Cerebral topography of vesicular cholinergic transporter changes in neurologically intact adults: A [18F]FEOBV PET study
Prabesh Kanel,
Sygrid van der Zee,
Carlos A. Sanchez-Catasus,
Robert A. Koeppe,
Peter J.H. Scott,
Teus van Laar,
Roger L. Albin,
Nicolaas I. Bohnen
Affiliations
Prabesh Kanel
Department of Radiology, University of Michigan, Ann Arbor, MI, USA; University of Michigan Morris K. Udall Center of Excellence for Parkinson’s Disease Research, Ann Arbor, MI, USA; Corresponding author at: Functional Neuroimaging, Cognitive and Mobility Laboratory, Departments of Radiology and Neurology, University of Michigan, 24 Frank Lloyd Wright Drive, Box 362, Ann Arbor, MI 48105-9755, USA.
Sygrid van der Zee
Department of Neurology, University Medical Center Groningen, Groningen, the Netherlands
Carlos A. Sanchez-Catasus
Department of Neurology, Clinica Universidad de Navarra, 31008 Pamplona, Spain; Department of Nuclear Medicine and Molecular Imaging, University Medical Center Groningen, the Netherlands
Robert A. Koeppe
Department of Radiology, University of Michigan, Ann Arbor, MI, USA
Peter J.H. Scott
Department of Radiology, University of Michigan, Ann Arbor, MI, USA
Teus van Laar
Department of Neurology, University Medical Center Groningen, Groningen, the Netherlands
Roger L. Albin
University of Michigan Morris K. Udall Center of Excellence for Parkinson’s Disease Research, Ann Arbor, MI, USA; Department of Neurology, University of Michigan, Ann Arbor, MI, USA; Neurology Service and GRECC, VAAAHS, Ann Arbor, MI, USA
Nicolaas I. Bohnen
Department of Radiology, University of Michigan, Ann Arbor, MI, USA; University of Michigan Morris K. Udall Center of Excellence for Parkinson’s Disease Research, Ann Arbor, MI, USA; Department of Neurology, University of Michigan, Ann Arbor, MI, USA; Neurology Service and GRECC, VAAAHS, Ann Arbor, MI, USA
Acetylcholine plays a major role in brain cognitive and motor functions with regional cholinergic terminal loss common in several neurodegenerative disorders. We describe age-related declines of regional cholinergic neuron terminal density in vivo using the positron emission tomography (PET) ligand [18F](–)5-Fluoroethoxybenzovesamicol ([18F]FEOBV), a vesamicol analogue selectively binding to the vesicular acetylcholine transporter (VAChT).

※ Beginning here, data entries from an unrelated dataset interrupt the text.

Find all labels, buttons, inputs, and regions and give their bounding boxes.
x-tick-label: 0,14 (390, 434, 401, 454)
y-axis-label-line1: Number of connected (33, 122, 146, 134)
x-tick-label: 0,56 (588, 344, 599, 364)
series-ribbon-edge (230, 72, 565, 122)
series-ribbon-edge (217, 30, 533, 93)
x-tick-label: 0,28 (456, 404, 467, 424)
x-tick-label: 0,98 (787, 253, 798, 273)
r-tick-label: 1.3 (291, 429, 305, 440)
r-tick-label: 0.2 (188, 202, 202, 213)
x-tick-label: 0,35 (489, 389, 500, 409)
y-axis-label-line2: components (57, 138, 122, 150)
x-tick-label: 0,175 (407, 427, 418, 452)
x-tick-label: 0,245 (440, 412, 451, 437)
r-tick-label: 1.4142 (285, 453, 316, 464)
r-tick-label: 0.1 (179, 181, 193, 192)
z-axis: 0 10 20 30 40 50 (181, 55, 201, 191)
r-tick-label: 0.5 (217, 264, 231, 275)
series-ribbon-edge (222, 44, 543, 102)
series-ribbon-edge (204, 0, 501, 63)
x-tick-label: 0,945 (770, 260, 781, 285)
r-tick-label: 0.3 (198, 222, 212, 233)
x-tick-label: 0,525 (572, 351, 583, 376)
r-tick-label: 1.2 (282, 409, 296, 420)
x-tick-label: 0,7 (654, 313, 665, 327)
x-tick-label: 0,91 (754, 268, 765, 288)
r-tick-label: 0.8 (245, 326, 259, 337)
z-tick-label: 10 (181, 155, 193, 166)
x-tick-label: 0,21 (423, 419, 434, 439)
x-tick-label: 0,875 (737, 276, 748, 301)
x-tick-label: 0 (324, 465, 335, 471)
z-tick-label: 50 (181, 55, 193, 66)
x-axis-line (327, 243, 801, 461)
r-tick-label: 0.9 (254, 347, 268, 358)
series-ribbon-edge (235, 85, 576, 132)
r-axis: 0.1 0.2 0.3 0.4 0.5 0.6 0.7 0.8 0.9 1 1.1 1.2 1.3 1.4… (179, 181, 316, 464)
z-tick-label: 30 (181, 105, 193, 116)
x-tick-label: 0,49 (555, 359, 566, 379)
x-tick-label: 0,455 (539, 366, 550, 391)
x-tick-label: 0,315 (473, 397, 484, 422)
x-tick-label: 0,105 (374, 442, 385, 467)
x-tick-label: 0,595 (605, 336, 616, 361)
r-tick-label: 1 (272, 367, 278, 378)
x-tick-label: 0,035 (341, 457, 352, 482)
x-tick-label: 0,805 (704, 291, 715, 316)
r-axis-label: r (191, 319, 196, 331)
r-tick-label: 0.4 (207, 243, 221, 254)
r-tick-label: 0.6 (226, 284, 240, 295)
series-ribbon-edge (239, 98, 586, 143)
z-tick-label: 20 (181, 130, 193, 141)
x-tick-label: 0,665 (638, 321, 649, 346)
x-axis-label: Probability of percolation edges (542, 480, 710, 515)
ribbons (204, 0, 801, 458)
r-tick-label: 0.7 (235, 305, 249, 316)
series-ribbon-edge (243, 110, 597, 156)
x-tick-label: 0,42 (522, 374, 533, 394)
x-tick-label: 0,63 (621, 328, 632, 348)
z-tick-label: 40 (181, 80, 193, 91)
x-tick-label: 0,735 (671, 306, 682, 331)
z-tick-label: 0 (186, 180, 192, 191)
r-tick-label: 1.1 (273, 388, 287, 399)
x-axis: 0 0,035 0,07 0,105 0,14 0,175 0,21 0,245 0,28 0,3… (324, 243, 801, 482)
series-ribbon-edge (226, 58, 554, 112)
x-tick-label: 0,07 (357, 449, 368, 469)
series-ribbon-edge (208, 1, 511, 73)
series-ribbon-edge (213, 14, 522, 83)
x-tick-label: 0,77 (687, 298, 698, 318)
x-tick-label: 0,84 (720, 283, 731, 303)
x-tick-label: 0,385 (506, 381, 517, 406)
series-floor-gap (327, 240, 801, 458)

A total of 42 subjects without clinical evidence of neurologic disease (mean 50.55 [range 20–80] years, 24 Male/18 Female) underwent [18F]FEOBV brain PET imaging. We used SPM based voxel-wise statistical analysis to perform whole brain voxel-based parametric analysis (family-wise error corrected, FWE) and to also extract the most significant clusters of regions correlating with aging with gender as nuisance variable. Age-related VAChT binding reductions were found in primary sensorimotor cortex, visual cortex, caudate nucleus, anterior to mid-cingulum, bilateral insula, para-hippocampus, hippocampus, anterior temporal lobes/amygdala, dorsomedial thalamus, metathalamus, and cerebellum (gender and FWE-corrected, P < 0.05). These findings show a specific topographic pattern of regional vulnerability of cholinergic nerve terminals across multiple cholinergic systems accompanying aging.